Степан Игнатьевич долго смотрел на бывшего воеводу.
— Ты понимаешь, что предаешь своих союзников?
— Я спасаю свою семью, — ответил Всеволод. — А Морозовы все равно предали бы меня первыми. Так хотя бы от этого будет польза.
— Хорошо. Идем писать это письмо.
Канцелярия управляющего была ярко освещена множеством свечей. За столом сидел Всеволод. Кандалы с него сняли, но у стены, как каменные изваяния, застыли два гвардейца, включая Борислава.
— Начинай, — сказал управляющий.
Всеволод взял перо.
— Письмо должно быть правдивым, — сказал он, глядя не на Степана, а на чистый лист пергамента. — Глеб знает мой слог. Он почувствует фальшь.
— Тогда пиши так, чтобы он не почувствовал.
Всеволод криво усмехнулся и начал писать. «Глебу Морозову, с почтением и преданностью. Дела идут превосходно. Старый сокол окончательно ослаб…»
Он писал медленно, подбирая слова. Закончив первый абзац, он поднял голову, подумал немного и снова склонился над письмом. «Пришлось убрать Демьяна. Дурак начал подозревать неладное, задавать лишние вопросы. Свалили на внезапную болезнь сердца — похоронили уже. Больше проблем от него не будет».

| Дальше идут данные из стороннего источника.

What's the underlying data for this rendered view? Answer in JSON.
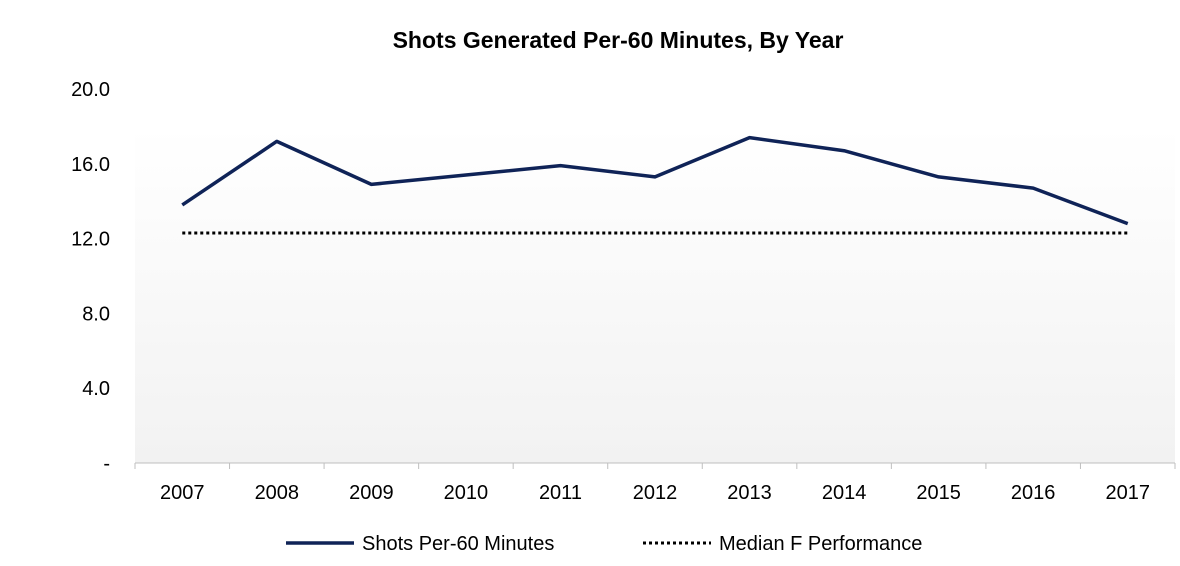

— Хорошо, — одобрил Степан Игнатьевич. — Жестоко, но убедительно. Продолжай.
«Ярослав сломлен горем… Дружина без четкого командования…»

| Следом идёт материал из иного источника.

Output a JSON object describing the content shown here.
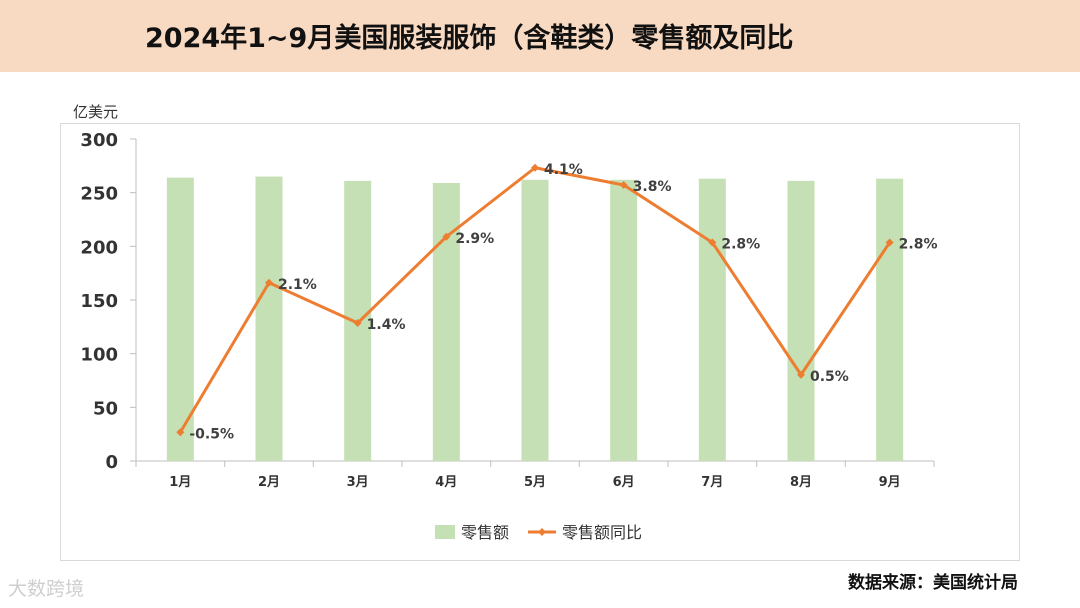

— Теперь нужно заставить его торопиться, — сказал Всеволод, отрываясь от письма. — Дать ему повод ударить сейчас, а не ждать зимы. Небольшая вспышка хвори в гарнизоне… слухи о слабости. Это заставит его действовать, пока «железо горячо».
Степан молча кивнул. План был хорош.
Всеволод дописал еще несколько строк, а затем отложил перо.
— Теперь последнее. Личный знак. Что-то, что знаем только мы двое. Иначе он не поверит до конца.
— Какую деталь ты можешь добавить?
— У Глеба есть старый шрам на левой руке — от волчьих когтей, полученный на охоте в молодости. Он никому об этом не рассказывает, считает постыдным, но я видел.
Он снова взял перо и добавил финальный, самый ядовитый штрих. «Помнишь наш разговор про старые шрамы? Мой на плече дергает на смену погоды — видимо, возраст. Надеюсь, твой на руке не беспокоит».